Reporting on loss, grief and resilience during a tragedy 

The role of the journalist is to tell the world about the disaster and also go back and follow up on stories

Is a journalist a human first? This question was answered convincingly by mountaineer filmmaker David Breashears during the ill-fated ascent of Mount Everest in 1996, when a blizzard killed eight climbers. Instead of filming the tragedy, Breashears and his team put down their cameras and went to save people. Most journalists don’t have to make such dire choices when they go to cover humanitarian tragedies. For the most part, journalists arrive on the scene after the first responders do. The role of the journalist runs parallel to that of rescue workers; it is to tell the world about the tragedy — whether a tsunami, a cyclone or an earthquake of the magnitude that hit Turkey and Syria this week. It is often to these stories that the world reacts quickly and sends help.

It was a Sunday morning after Christmas when I was called into work in 2004 — some sort of a flood had been reported on Chennai beach. But soon it was clear that this was something much bigger. Within hours, our team was on board a relief flight to Chennai, and then down the coast towards Nagapattinam as casualties rose from dozens to hundreds and then to thousands. In hospital corridors, we were stunned by the sight of bodies piled up by the walls. Funeral pyres continued through the night.

Next, we flew to the Andaman and Nicobar Islands where distress calls had come in from Car Nicobar. Officers and their families at an Indian Air Force (IAF) base had been washed away by waves that some described as 100 feet tall. We saw cars and furniture perched high atop trees, where they had been deposited by the waves. Many people were still trapped beneath the rubble of their homes, and rescue workers used whatever implements they could find, including their hands, to free them. Most victims were dumbstruck by what they had seen, but the memories that remain are the haunting cries of parents who had seen their children being taken away by the force of the tide. One mother kept telling me how she had held on to her infant tightly, but the wave had wrenched him from her arms.

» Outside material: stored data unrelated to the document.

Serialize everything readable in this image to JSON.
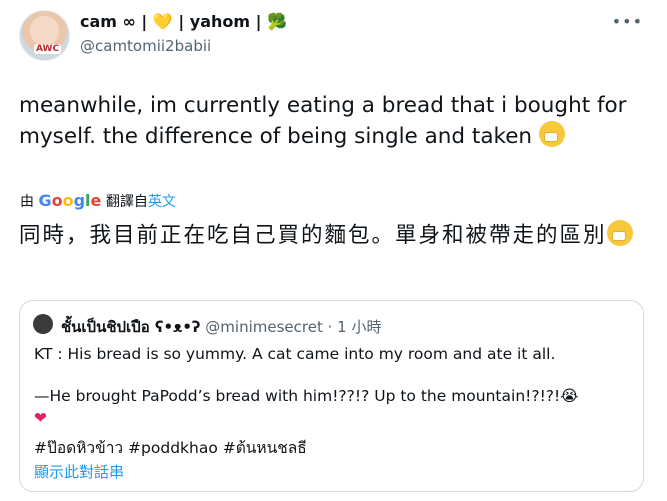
{
  "author": {
    "name": "cam ∞ |",
    "heart": "💛",
    "name_mid": "| yahom |",
    "broccoli": "🥦",
    "handle": "@camtomii2babii",
    "avatar_badge": "AWC"
  },
  "more_icon": "•••",
  "tweet": {
    "text": "meanwhile, im currently eating a bread that i bought for myself. the difference of being single and taken "
  },
  "translate": {
    "prefix": "由",
    "google": [
      "G",
      "o",
      "o",
      "g",
      "l",
      "e"
    ],
    "suffix": "翻譯自",
    "language": "英文"
  },
  "translated_text": "同時，我目前正在吃自己買的麵包。單身和被帶走的區別",
  "quote": {
    "name": "ชั้นเป็นชิปเปือ ʕ•ᴥ•ʔ",
    "handle": "@minimesecret",
    "time": " · 1 小時",
    "line1": "KT : His bread is so yummy. A cat came into my room and ate it all.",
    "line2": "—He brought PaPodd’s bread with him!??!? Up to the mountain!?!?!😭",
    "heart": "❤",
    "hashtags": "#ป๊อดหิวข้าว #poddkhao #ต้นหนชลธี",
    "show_thread": "顯示此對話串"
  }
}
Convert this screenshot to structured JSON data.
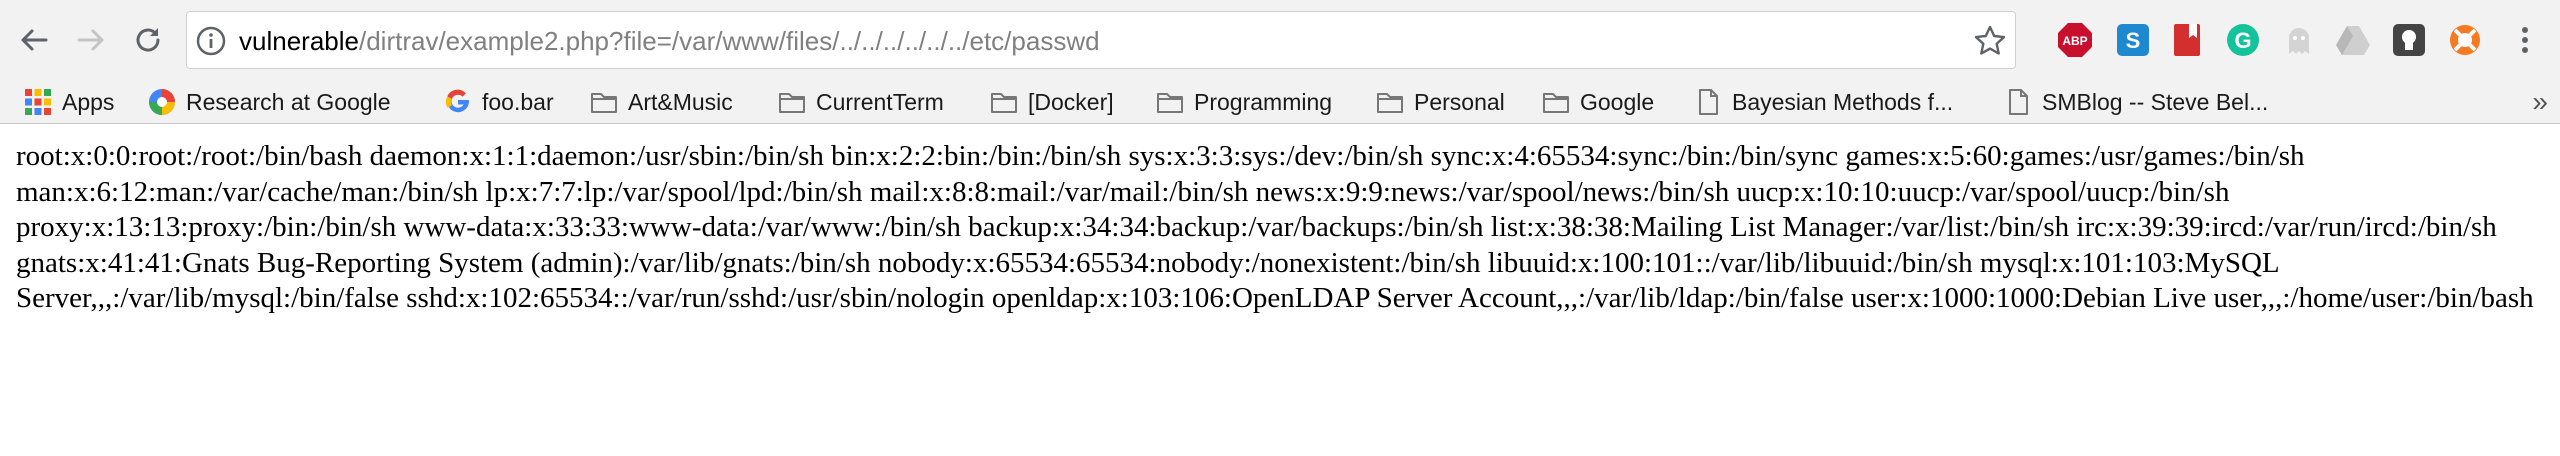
{
  "browser": {
    "url_host": "vulnerable",
    "url_path": "/dirtrav/example2.php?file=/var/www/files/../../../../../../etc/passwd",
    "toolbar_icons": [
      "back-icon",
      "forward-icon",
      "reload-icon",
      "info-icon",
      "star-icon"
    ],
    "extensions": [
      {
        "name": "adblock-plus-extension-icon",
        "label": "ABP",
        "color": "#c8102e"
      },
      {
        "name": "skype-extension-icon",
        "label": "S",
        "color": "#1e88d0"
      },
      {
        "name": "bookmark-extension-icon",
        "color": "#d32f2f"
      },
      {
        "name": "grammarly-extension-icon",
        "label": "G",
        "color": "#15c39a"
      },
      {
        "name": "ghost-extension-icon",
        "color": "#c8c8c8"
      },
      {
        "name": "drive-extension-icon",
        "color": "#c8c8c8"
      },
      {
        "name": "lightbulb-extension-icon",
        "color": "#444444"
      },
      {
        "name": "lifebuoy-extension-icon",
        "color": "#f47b20"
      },
      {
        "name": "menu-icon"
      }
    ]
  },
  "bookmarks": {
    "items": [
      {
        "label": "Apps",
        "icon": "apps-grid-icon"
      },
      {
        "label": "Research at Google",
        "icon": "research-icon"
      },
      {
        "label": "foo.bar",
        "icon": "google-icon"
      },
      {
        "label": "Art&Music",
        "icon": "folder-icon"
      },
      {
        "label": "CurrentTerm",
        "icon": "folder-icon"
      },
      {
        "label": "[Docker]",
        "icon": "folder-icon"
      },
      {
        "label": "Programming",
        "icon": "folder-icon"
      },
      {
        "label": "Personal",
        "icon": "folder-icon"
      },
      {
        "label": "Google",
        "icon": "folder-icon"
      },
      {
        "label": "Bayesian Methods f...",
        "icon": "page-icon"
      },
      {
        "label": "SMBlog -- Steve Bel...",
        "icon": "page-icon"
      }
    ],
    "more": "»"
  },
  "page": {
    "text": "root:x:0:0:root:/root:/bin/bash daemon:x:1:1:daemon:/usr/sbin:/bin/sh bin:x:2:2:bin:/bin:/bin/sh sys:x:3:3:sys:/dev:/bin/sh sync:x:4:65534:sync:/bin:/bin/sync games:x:5:60:games:/usr/games:/bin/sh man:x:6:12:man:/var/cache/man:/bin/sh lp:x:7:7:lp:/var/spool/lpd:/bin/sh mail:x:8:8:mail:/var/mail:/bin/sh news:x:9:9:news:/var/spool/news:/bin/sh uucp:x:10:10:uucp:/var/spool/uucp:/bin/sh proxy:x:13:13:proxy:/bin:/bin/sh www-data:x:33:33:www-data:/var/www:/bin/sh backup:x:34:34:backup:/var/backups:/bin/sh list:x:38:38:Mailing List Manager:/var/list:/bin/sh irc:x:39:39:ircd:/var/run/ircd:/bin/sh gnats:x:41:41:Gnats Bug-Reporting System (admin):/var/lib/gnats:/bin/sh nobody:x:65534:65534:nobody:/nonexistent:/bin/sh libuuid:x:100:101::/var/lib/libuuid:/bin/sh mysql:x:101:103:MySQL Server,,,:/var/lib/mysql:/bin/false sshd:x:102:65534::/var/run/sshd:/usr/sbin/nologin openldap:x:103:106:OpenLDAP Server Account,,,:/var/lib/ldap:/bin/false user:x:1000:1000:Debian Live user,,,:/home/user:/bin/bash"
  }
}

As the IAF transported survivors from Car Nicobar to Port Blair camps, officers walked each family through medical check-ups and then onto An-32 transport aircraft, giving flight instructions to people who had never been on board a plane before and were frozen with fear. Some refused to board, still waiting for loved ones who had gone missing, but there was little left on the island, and they had to be moved. It is always humbling to see how the armed forces work in such tragedies, giving their all to save each life. During the tsunami, India sent military teams to assist Sri Lanka and Indonesia. The tradition continues, with National Disaster Response Force teams going to Turkey and Syria this week.

Every humanitarian tragedy of this magnitude has distinct phases. The first is the search and rescue effort. In time, priority shifts to taking care of survivors with medical aid, food and water, and temporary shelter. A major concern then is the spread of disease from the scarcity of drinking water and cramped conditions at relief camps. Finally, authorities move towards rehabilitation and reconstruction, and much depends on how much aid flows in for this effort.

For a journalist, the hardest part is having to leave at the end of the assignment, with the sense that we are abandoning those hit hardest by the disaster. It is important to go back, and follow up on stories. One of my happier moments was visiting a unique adoption centre in Tamil Nadu, where parents who had lost children during the tsunami were matched with orphans who had lost their parents, their shared experience helping, in some way, to heal their trauma.